Plus 40 Prozent für Deutsche Bahn

Bahntransport als Konjunkturbarometer

Ziemlich handfeste Beweise für einen wirtschaftlichen Aufschwung in Europa hat die Deutsche Bahn vorgelegt. Sie profitiert vom Anziehen der Konjunktur so stark, dass die Menge der von ihr transportierten Güter gleich um 40 Prozent in die Höhe geschnellt ist, gegenüber dem letzten Jahr, als mit der Wirtschaft auch die Transporte eingebrochen waren.

Trotz guter Zahlen hat es aber in letzter Zeit für die Deutsche Bahn vor allem Negativschlagzeilen gehagelt. Zuletzt etwa wegen defekter Klimaanlagen in ihren Zügen. Dass es um ihre technischen Einrichtungen nicht zum Besten steht, hat die Deutsche Bahn jetzt sogar selbst zugegeben.

Mittagsjournal, 28.07.2010

Gütertransport zieht an

Der Luftfahrtbranche Leid war in der ersten Hälfte diese Jahres der Eisenbahner Freud. Auch massiven Flugausfälle durch die Aschewolke über Island haben der Deutschen Bahn geholfen, heute gute Zahlen präsentieren zu können.

Der Personen- und Güterverkehr, der wegen der Vulkanasche keine andere Option hatte als die Bahn, ist aber nur eine Ursache für die relativ guten Zahlen, die das Unternehmen heute für die ersten sechs Monate des Jahres vorgelegt hat. Denn auch die wieder anziehende Konjunktur bekam die Bahn in besonderem Maße zu spüren, weil ihr Güterverkehr sehr stark vom Wohl und Wehe der deutschen Exportwirtschaft abhängt. Hier ist die Menge der transportierten Güter nach dem Krisenjahr 2009 gleich um 40 Prozent gestiegen, der Umsatz um 20 Prozent.

Gluthitze im Sommer, Schnee im Winter

Damit könnte Rüdiger Grube, der Chef der Deutschen Bahn, Zufriedenheit verströmen, wenn da nicht die massiven Probleme wären, die die Bahn in den letzten Monaten immer wieder in den Schlagzeilen gehalten haben. Zuletzt waren es defekte Klimaanlagen in den schnellen ICE-Zügen, die der Bahn ein Desaster im öffentlichen Ansehen bescherten.

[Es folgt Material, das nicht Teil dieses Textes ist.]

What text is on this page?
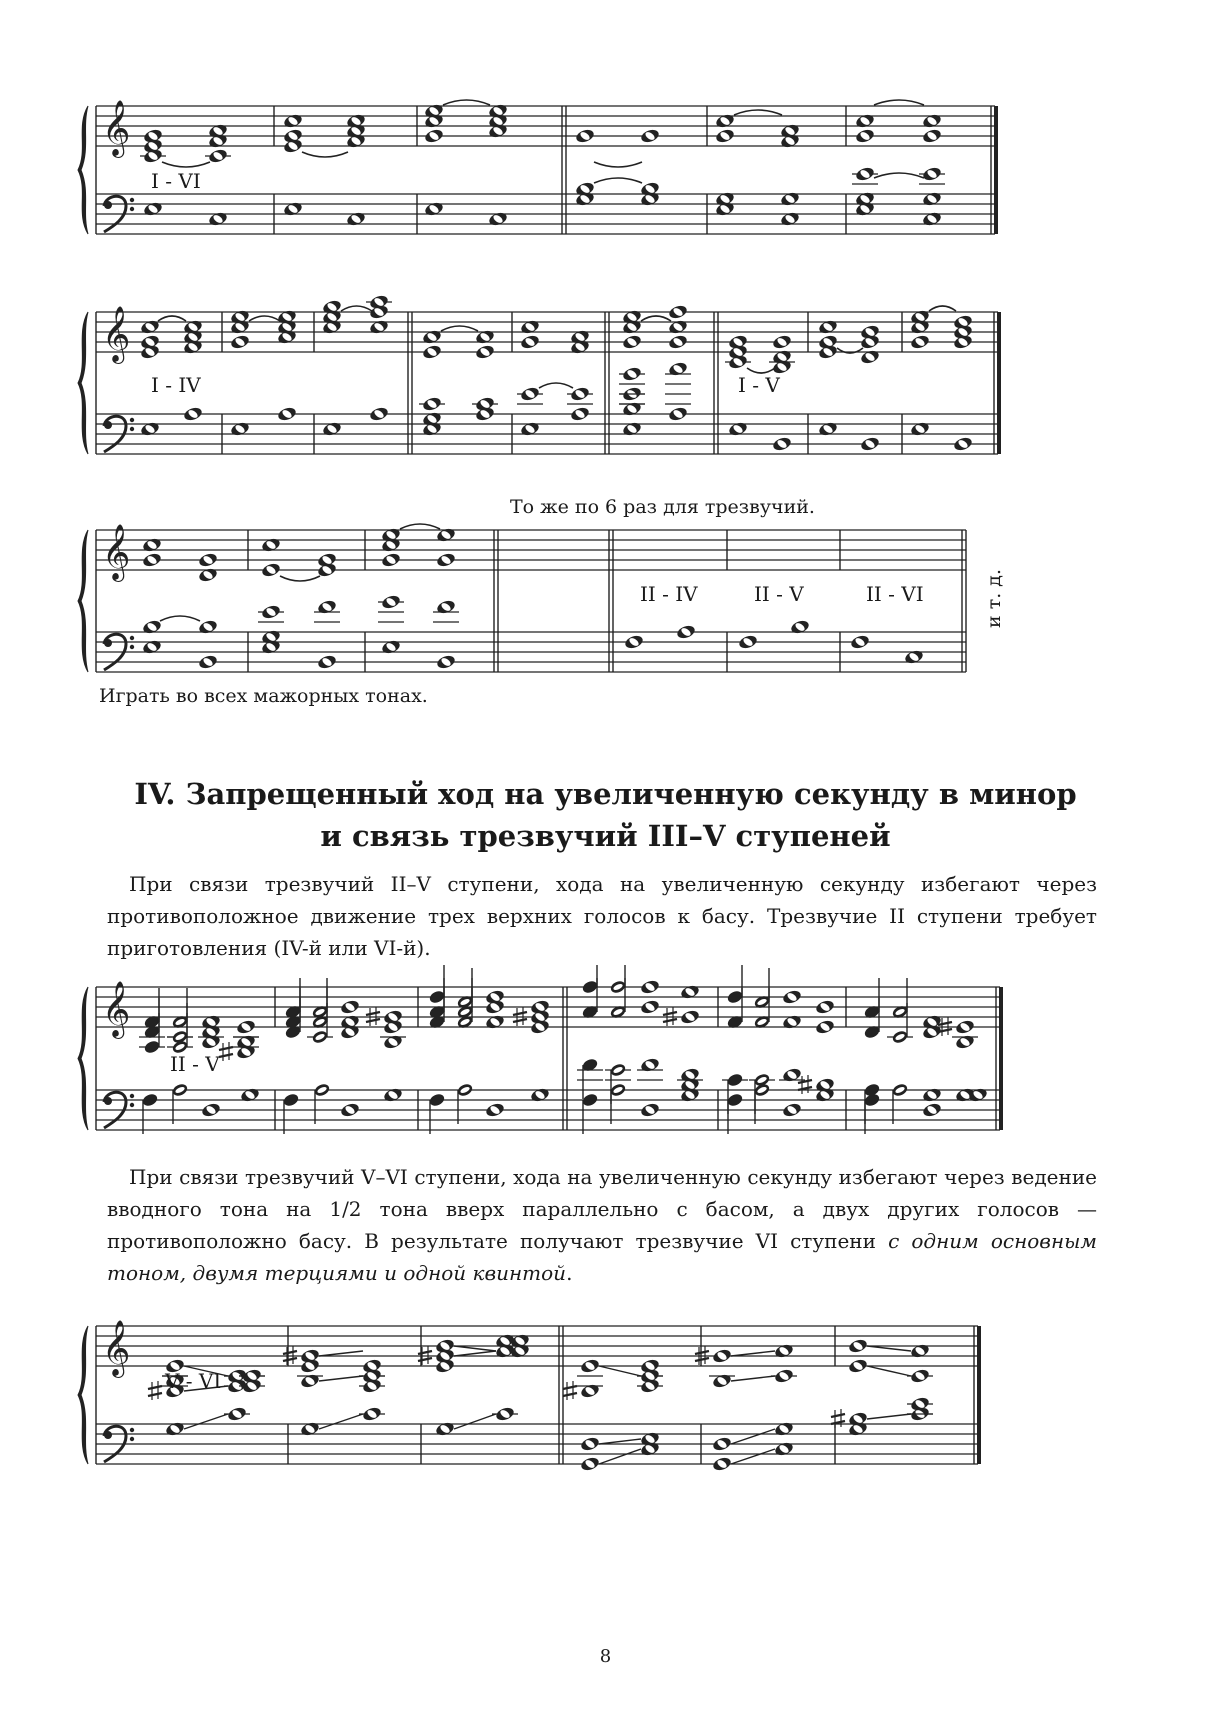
𝄞
I - VI
𝄞
I - IV	I - V
То же по 6 раз для трезвучий.
𝄞
II - IV	II - V	II - VI	и т. д.
Играть во всех мажорных тонах.
IV. Запрещенный ход на увеличенную секунду в минор
и связь трезвучий III–V ступеней
При связи трезвучий II–V ступени, хода на увеличенную секунду избегают через противоположное движение трех верхних голосов к басу. Трезвучие II ступени требует приготовления (IV-й или VI-й).
𝄞
II - V
При связи трезвучий V–VI ступени, хода на увеличенную секунду избегают через ведение вводного тона на 1/2 тона вверх параллельно с басом, а двух других голосов — противоположно басу. В результате получают трезвучие VI ступени с одним основным тоном, двумя терциями и одной квинтой.
𝄞
V - VI
8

Auf bis zu 70 Grad sollen die Temperaturen im ICE geklettert sein, Passagiere erlitten Gesundheitsschäden, und mit finanziellen Entschädigungen ließ sich die Bahn zunächst einige Zeit. Aber auch im Winter waren Züge reihenweise liegengeblieben, Schnee hatte sie aufgehalten, doch den gibt es im Winter öfter. Was die technischen Probleme anlangt, macht auch Bahnchef Rüdiger Grube kein Hehl daraus, dass einiges von dem, was auf Deutschlands Gleisen rollt, akut verbesserungsbedürftig ist.

Investition in S-Bahn

In Berlin hatte auch die S-Bahn, die von der Deutschen Bahn betrieben wird, mit massiven Problemen zu kämpfen, bis heute ist sie nicht wieder voll einsatzbereit. Jetzt soll ein Investitionsprogramm der Deutschen Bahn wieder auf die Beine helfen.

Teilprivatisierung aufgeschoben

Unter dem Strich kann die Deutsche Bahn für die erste Jahreshälfte einen Reingewinn präsentieren, 392 Millionen Euro. Das ist aber ein eher theoretischer Wert. Denn für ihren Regionalverkehr, für ihr Schienennetz und andere Aufwendungen bekomm die Bahn von der öffentlichen Hand ein Vielfaches dieses Gewinns als regelmäßigen Zuschuss.

Vom Projekt Teilprivatisierung der Bahn, die Rüdiger Grubes Vorgänger Hartmut Mehdorn so energisch vorangetrieben hatte, war heute nicht mehr die Rede. Dieses hatte der Bahn den Vorwurf eingetragen, sie würde Betrieb und Wartung vernachlässigen, um sich an der Börse mit besseren Zahlen präsentieren zu können, ein Vorwurf, dem man derzeit durch Aufschub des Privatisierungsvorhabens auszuweichen gedenkt.